Ngungu [Gungo para os "angotugas" e outros apressadamente aculturados] é um dos novos municípios da província do Cuanza-Sul. Por sinal, é o que se encontra mais ao Sul/Sudoeste da província, fazendo fronteira com o também recém-criado município de Egipto Praia, desanexado do Lopito (Lobito).
Partindo da aldeia de Evale Guerra, a sede municipal de Ngungu — outrora comuna homónima — está situada no interior, a cerca de 35 quilómetros da EN100, a principal estrada que liga Sumbe a Benguela. Uma conhecida missão religiosa, chamada Missão do Gungo, estende-se ainda mais para o interior, a aproximadamente 18 quilómetros da sede. Ali, entre colinas e trilhos de terra batida, missionários e comunidades locais mantêm viva uma rede de fé, educação e solidariedade, mesmo diante da ausência de infraestrutura básica.
A Missão do Gungo, pertencente à Igreja Católica e é gerida pela Diocese do Sumbe em parceria com a Diocese de Leiria-Fátima (Portugal), através do grupo missionário Ondjoyetu (a nossa casa, em Umbundu). A missão tornou-se um verdadeiro centro de desenvolvimento comunitário, oferecendo serviços essenciais como moagem comunitária, posto de saúde, capela, cantina solidária, sistema de abastecimento de água por gravidade, produção de blocos de terra comprimida (BTC) e kits solares para geração de energia. A sua sede, Ndonga, foi escolhida por ser um ponto estratégico para alcançar as aldeias mais isoladas do município.

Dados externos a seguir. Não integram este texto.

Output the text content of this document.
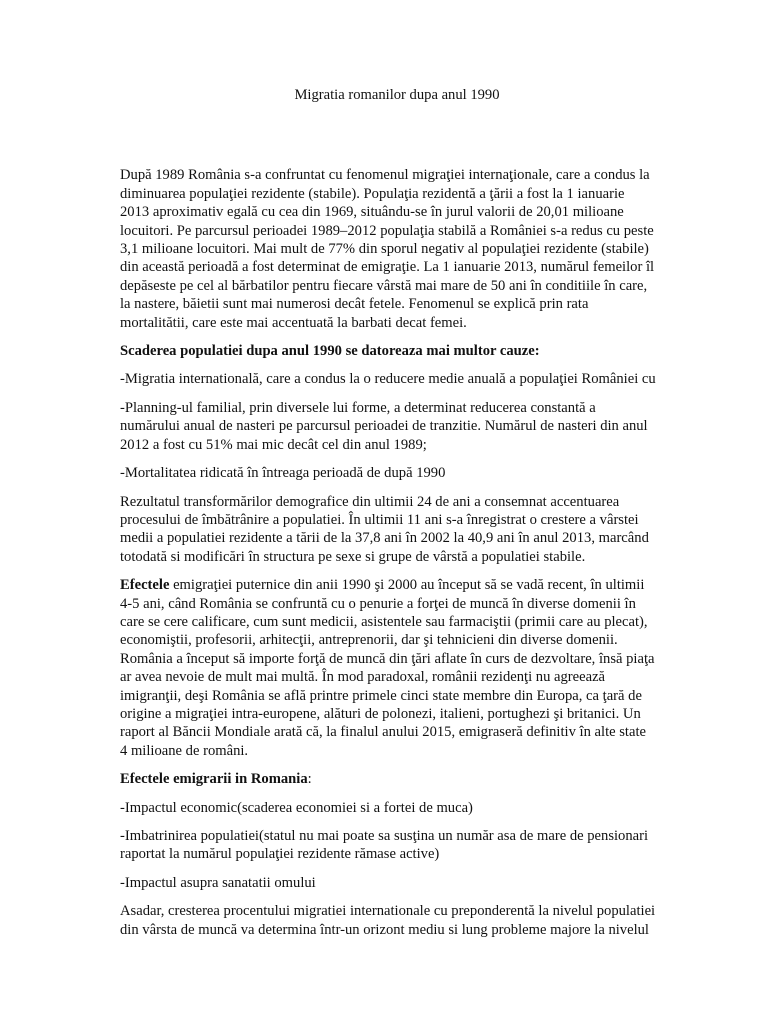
Migratia romanilor dupa anul 1990

După 1989 România s-a confruntat cu fenomenul migraţiei internaţionale, care a condus la diminuarea populaţiei rezidente (stabile). Populaţia rezidentă a ţării a fost la 1 ianuarie 2013 aproximativ egală cu cea din 1969, situându-se în jurul valorii de 20,01 milioane locuitori. Pe parcursul perioadei 1989–2012 populaţia stabilă a României s-a redus cu peste 3,1 milioane locuitori. Mai mult de 77% din sporul negativ al populaţiei rezidente (stabile) din această perioadă a fost determinat de emigraţie. La 1 ianuarie 2013, numărul femeilor îl depăseste pe cel al bărbatilor pentru fiecare vârstă mai mare de 50 ani în conditiile în care, la nastere, băietii sunt mai numerosi decât fetele. Fenomenul se explică prin rata mortalitătii, care este mai accentuată la barbati decat femei.

Scaderea populatiei dupa anul 1990 se datoreaza mai multor cauze:

-Migratia internatională, care a condus la o reducere medie anuală a populaţiei României cu

-Planning-ul familial, prin diversele lui forme, a determinat reducerea constantă a numărului anual de nasteri pe parcursul perioadei de tranzitie. Numărul de nasteri din anul 2012 a fost cu 51% mai mic decât cel din anul 1989;

-Mortalitatea ridicată în întreaga perioadă de după 1990

Rezultatul transformărilor demografice din ultimii 24 de ani a consemnat accentuarea procesului de îmbătrânire a populatiei. În ultimii 11 ani s-a înregistrat o crestere a vârstei medii a populatiei rezidente a tării de la 37,8 ani în 2002 la 40,9 ani în anul 2013, marcând totodată si modificări în structura pe sexe si grupe de vârstă a populatiei stabile.

Efectele emigraţiei puternice din anii 1990 şi 2000 au început să se vadă recent, în ultimii 4-5 ani, când România se confruntă cu o penurie a forţei de muncă în diverse domenii în care se cere calificare, cum sunt medicii, asistentele sau farmaciştii (primii care au plecat), economiştii, profesorii, arhitecţii, antreprenorii, dar şi tehnicieni din diverse domenii. România a început să importe forţă de muncă din ţări aflate în curs de dezvoltare, însă piaţa ar avea nevoie de mult mai multă. În mod paradoxal, românii rezidenţi nu agreează imigranţii, deşi România se află printre primele cinci state membre din Europa, ca ţară de origine a migraţiei intra-europene, alături de polonezi, italieni, portughezi şi britanici. Un raport al Băncii Mondiale arată că, la finalul anului 2015, emigraseră definitiv în alte state 4 milioane de români.

Efectele emigrarii in Romania:

-Impactul economic(scaderea economiei si a fortei de muca)

-Imbatrinirea populatiei(statul nu mai poate sa susţina un număr asa de mare de pensionari raportat la numărul populaţiei rezidente rămase active)

-Impactul asupra sanatatii omului

Asadar, cresterea procentului migratiei internationale cu preponderentă la nivelul populatiei din vârsta de muncă va determina într-un orizont mediu si lung probleme majore la nivelul
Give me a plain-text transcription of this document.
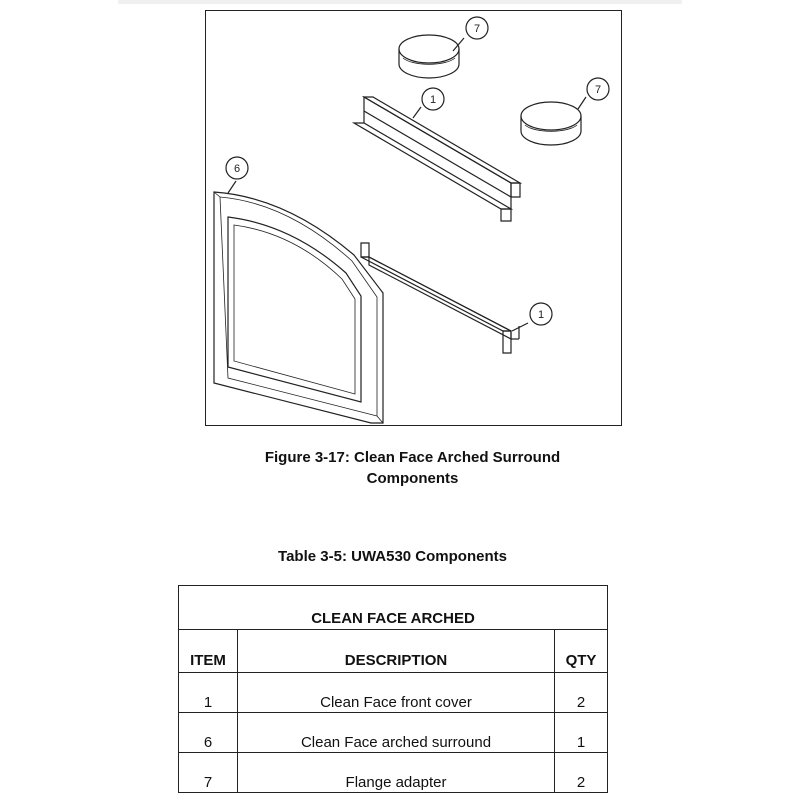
7
1
7
6
1
Figure 3-17: Clean Face Arched Surround
Components
Table 3-5: UWA530 Components
CLEAN FACE ARCHED		
ITEM	DESCRIPTION	QTY
1	Clean Face front cover	2
6	Clean Face arched surround	1
7	Flange adapter	2
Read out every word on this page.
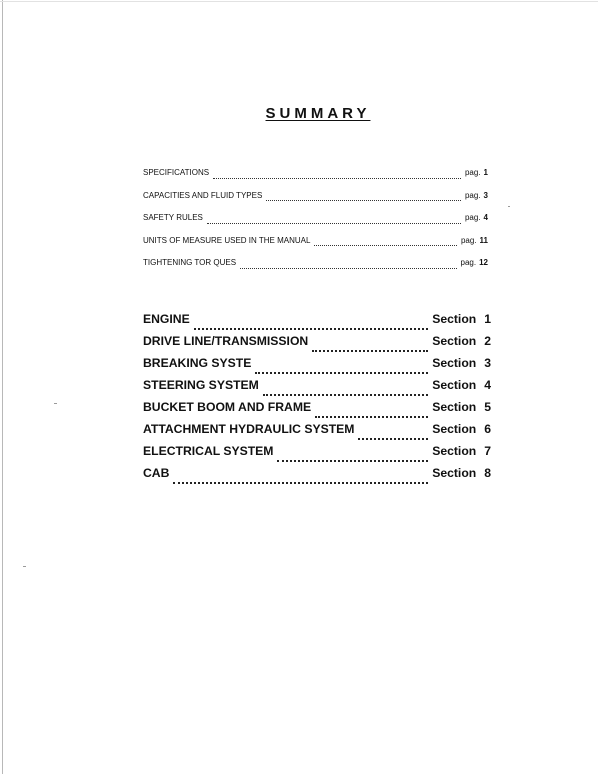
SUMMARY
SPECIFICATIONS	pag. 1
CAPACITIES AND FLUID TYPES	pag. 3
SAFETY RULES	pag. 4
UNITS OF MEASURE USED IN THE MANUAL	pag. 11
TIGHTENING TOR QUES	pag. 12
ENGINE	Section 1
DRIVE LINE/TRANSMISSION	Section 2
BREAKING SYSTE	Section 3
STEERING SYSTEM	Section 4
BUCKET BOOM AND FRAME	Section 5
ATTACHMENT HYDRAULIC SYSTEM	Section 6
ELECTRICAL SYSTEM	Section 7
CAB	Section 8
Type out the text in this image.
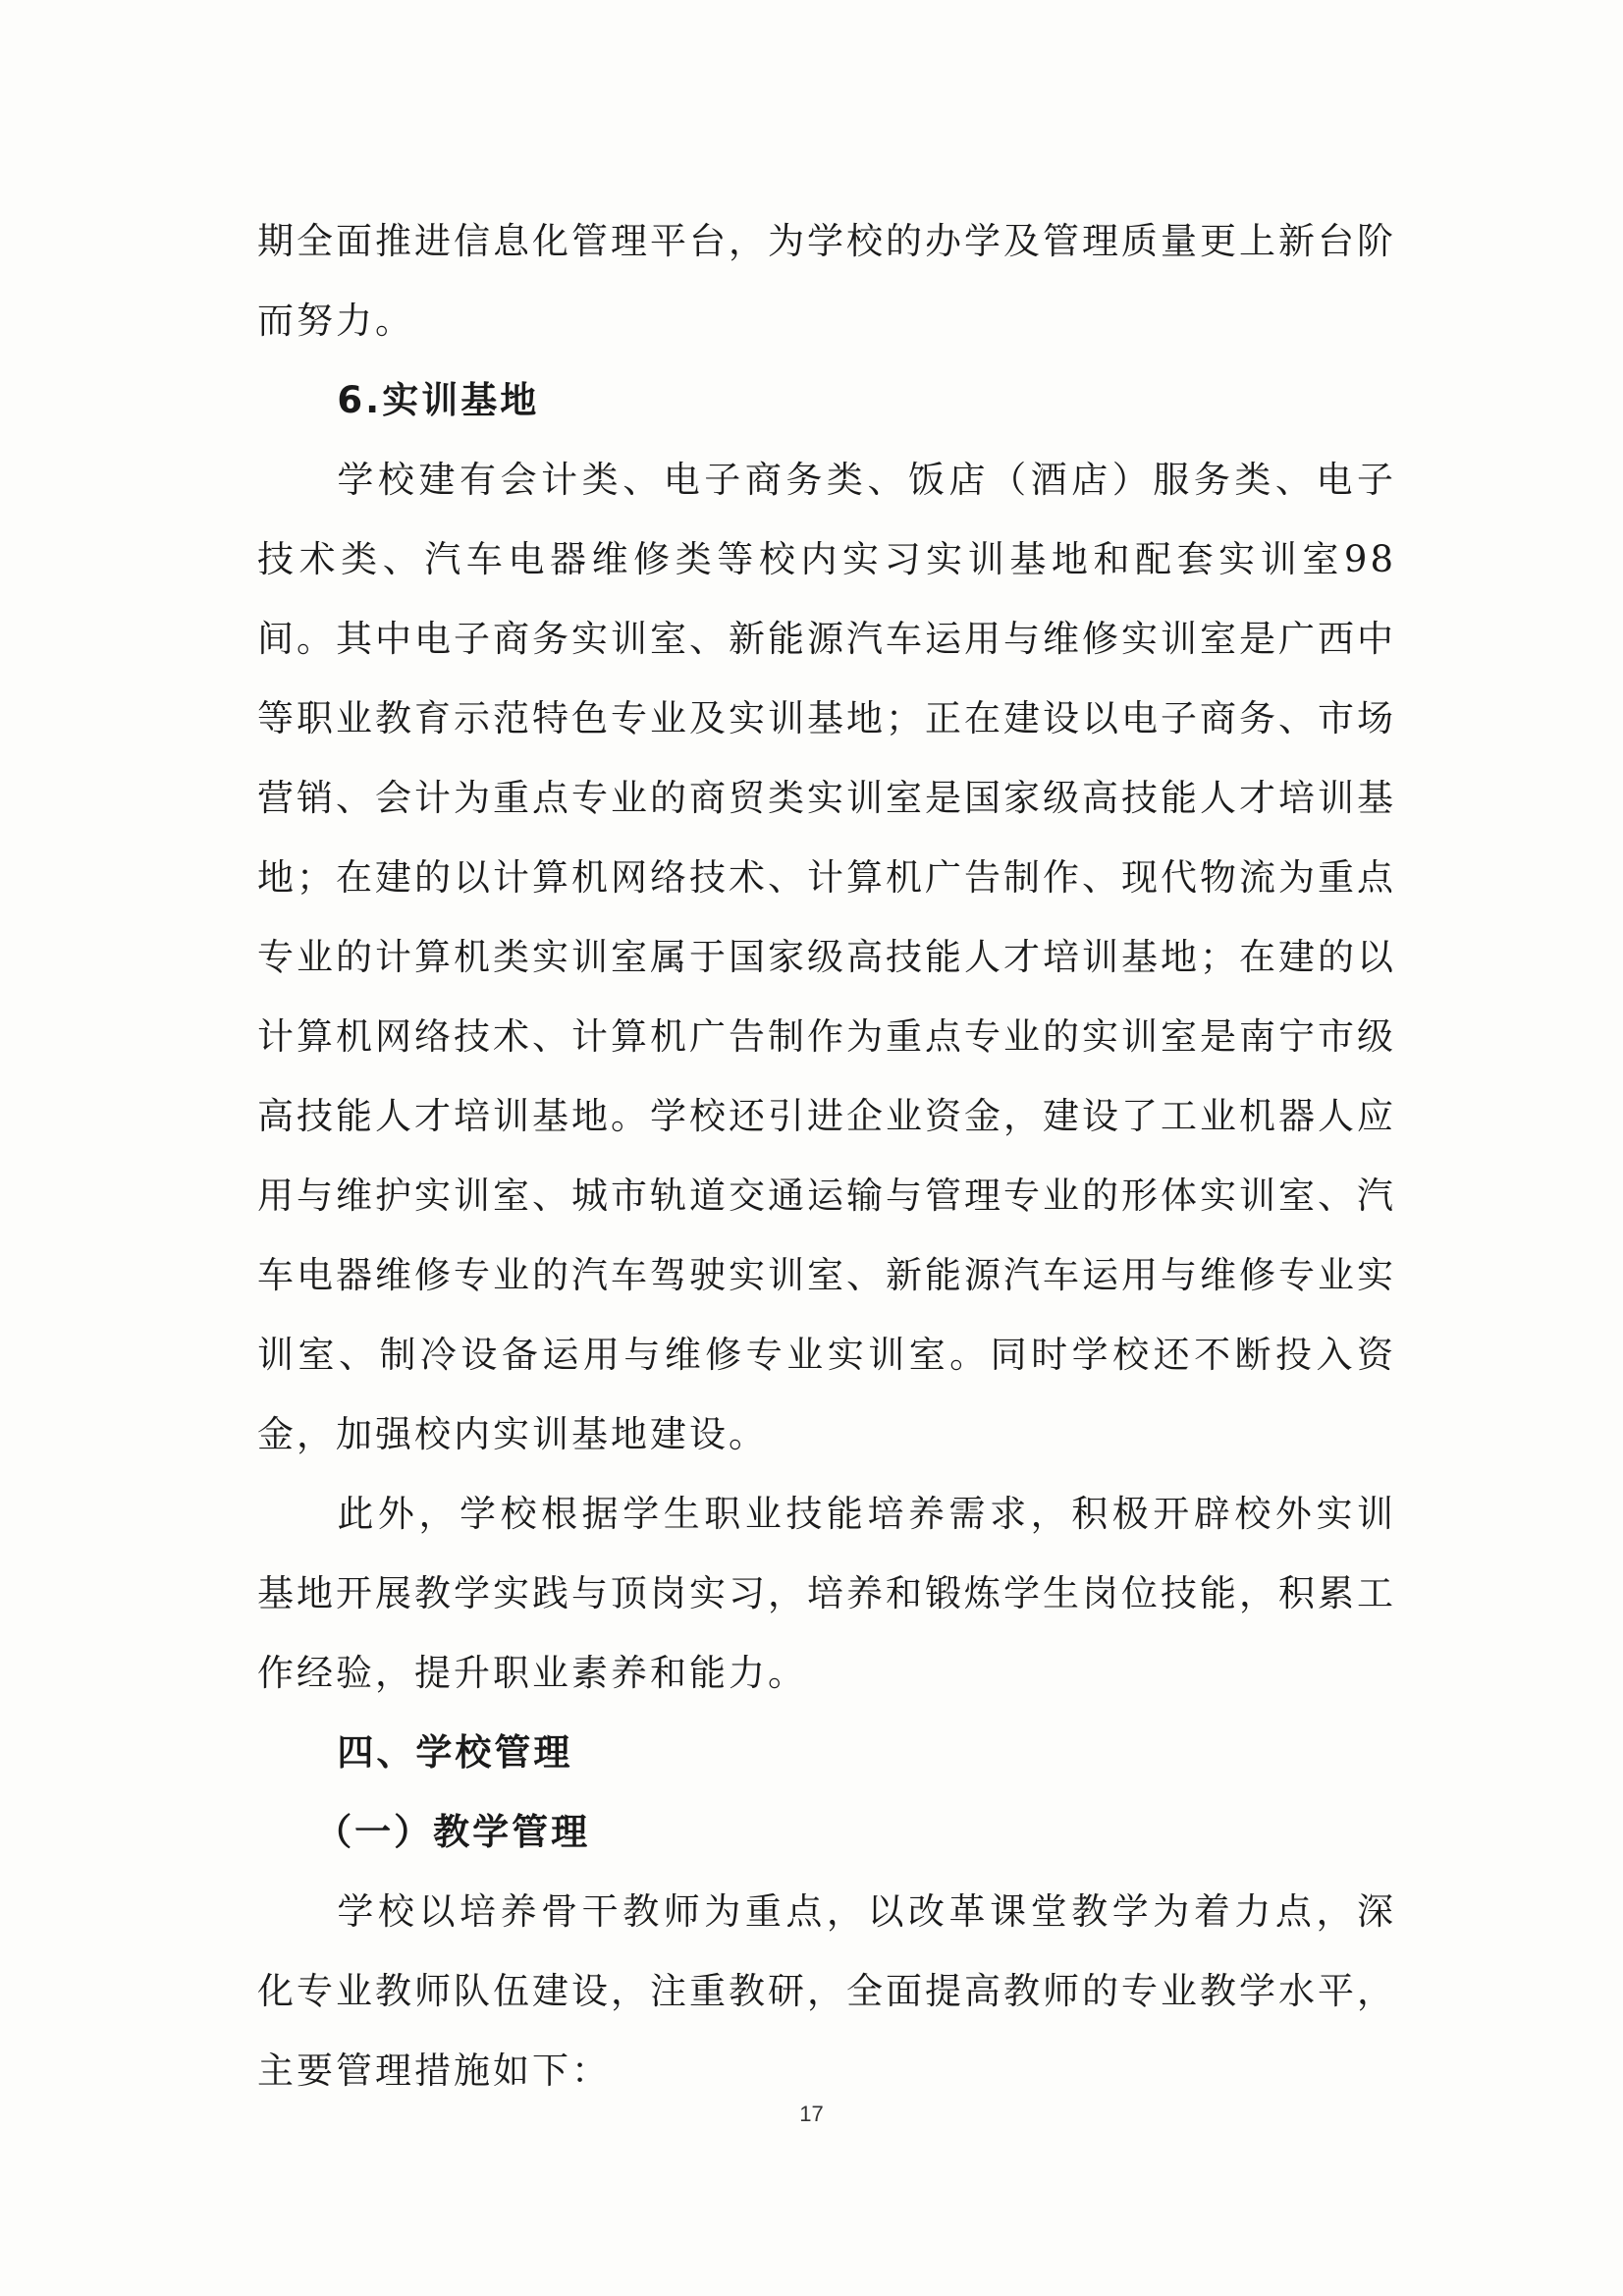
期全面推进信息化管理平台，为学校的办学及管理质量更上新台阶而努力。

6.实训基地

学校建有会计类、电子商务类、饭店（酒店）服务类、电子技术类、汽车电器维修类等校内实习实训基地和配套实训室98间。其中电子商务实训室、新能源汽车运用与维修实训室是广西中等职业教育示范特色专业及实训基地；正在建设以电子商务、市场营销、会计为重点专业的商贸类实训室是国家级高技能人才培训基地；在建的以计算机网络技术、计算机广告制作、现代物流为重点专业的计算机类实训室属于国家级高技能人才培训基地；在建的以计算机网络技术、计算机广告制作为重点专业的实训室是南宁市级高技能人才培训基地。学校还引进企业资金，建设了工业机器人应用与维护实训室、城市轨道交通运输与管理专业的形体实训室、汽车电器维修专业的汽车驾驶实训室、新能源汽车运用与维修专业实训室、制冷设备运用与维修专业实训室。同时学校还不断投入资金，加强校内实训基地建设。

此外，学校根据学生职业技能培养需求，积极开辟校外实训基地开展教学实践与顶岗实习，培养和锻炼学生岗位技能，积累工作经验，提升职业素养和能力。

四、学校管理

（一）教学管理

学校以培养骨干教师为重点，以改革课堂教学为着力点，深化专业教师队伍建设，注重教研，全面提高教师的专业教学水平，主要管理措施如下：

17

Durante o conflito armado em Angola, o Gungo permaneceu isolado e vulnerável à guerrilha da Unita. A missão só pôde ser estabelecida de forma permanente após o fim da guerra civil, quando as condições de segurança permitiram a presença contínua de religiosos e voluntários. Hoje, atende uma população estimada em 34 mil pessoas, distribuídas por dezenas de aldeias sem rede de telemóvel, sem electricidade pública e sem abastecimento de água canalizada.Ngungu é mais do que um ponto no mapa. É um símbolo de resistência e esperança. E não está sozinho. Assim como Ngungu, estão muitos outros novos municípios de Angola, a exemplo de Munenga, Kisongo, Keña, Loñe, Pambangala, Kabiri, Lôvwa do Zambeze, Nehone, Xasenge e tantos outros da "Categoria E" que compartilham o mesmo dilema:
_ Como é que o desenvolvimento chegará lá sem asfalto, sem telecomunicações, sem energia (para todas as aldeias), sem água canalizada, sem saneamento básico e acções preventivas de saúde, sem planos directores para orientar o nascimento e crescimento urbano, sem “n” equipamentos sociais indispensáveis?
A pergunta parece simples, mas carrega o peso de décadas de centralização, promessas por cumprir e políticas públicas que ainda não alcançaram o país profundo. O asfalto, nesse contexto, é mais do que uma camada de betume. É via que facilitadora do acesso, de dignidade, de conexão com o resto da nação e aproximação de pessoas, bens e serviços.
Sem estradas, não há ambulâncias que cheguem a tempo, não há professores e enfermeiros que queiram ficar, não há comércio que floresça. O isolamento físico transforma-se em isolamento social, económico e político. E os municípios recém-criados, embora celebrados com júbilo, continuam à espera do básico: água potável, energia eléctrica, escolas funcionais, centros de saúde equipados e telecomunicações.
Mas há também uma força silenciosa nesses lugares. Uma força que brota da terra vermelha, dos batuques nas noites sem luz, das crianças que caminham horas para estudar, dos líderes comunitários que não desistem. Ngungu e seus irmãos municipais são territórios de luta e de futuro — se houver vontade política, investimento sério e respeito pelas populações que ali vivem.
A crónica termina com a mesma pergunta que a iniciou, agora mais urgente e mais colectiva:
_ Como é que o desenvolvimento chegará lá sem asfalto?
E, talvez, com outra:
_ Será que o país está pronto para ouvir a resposta?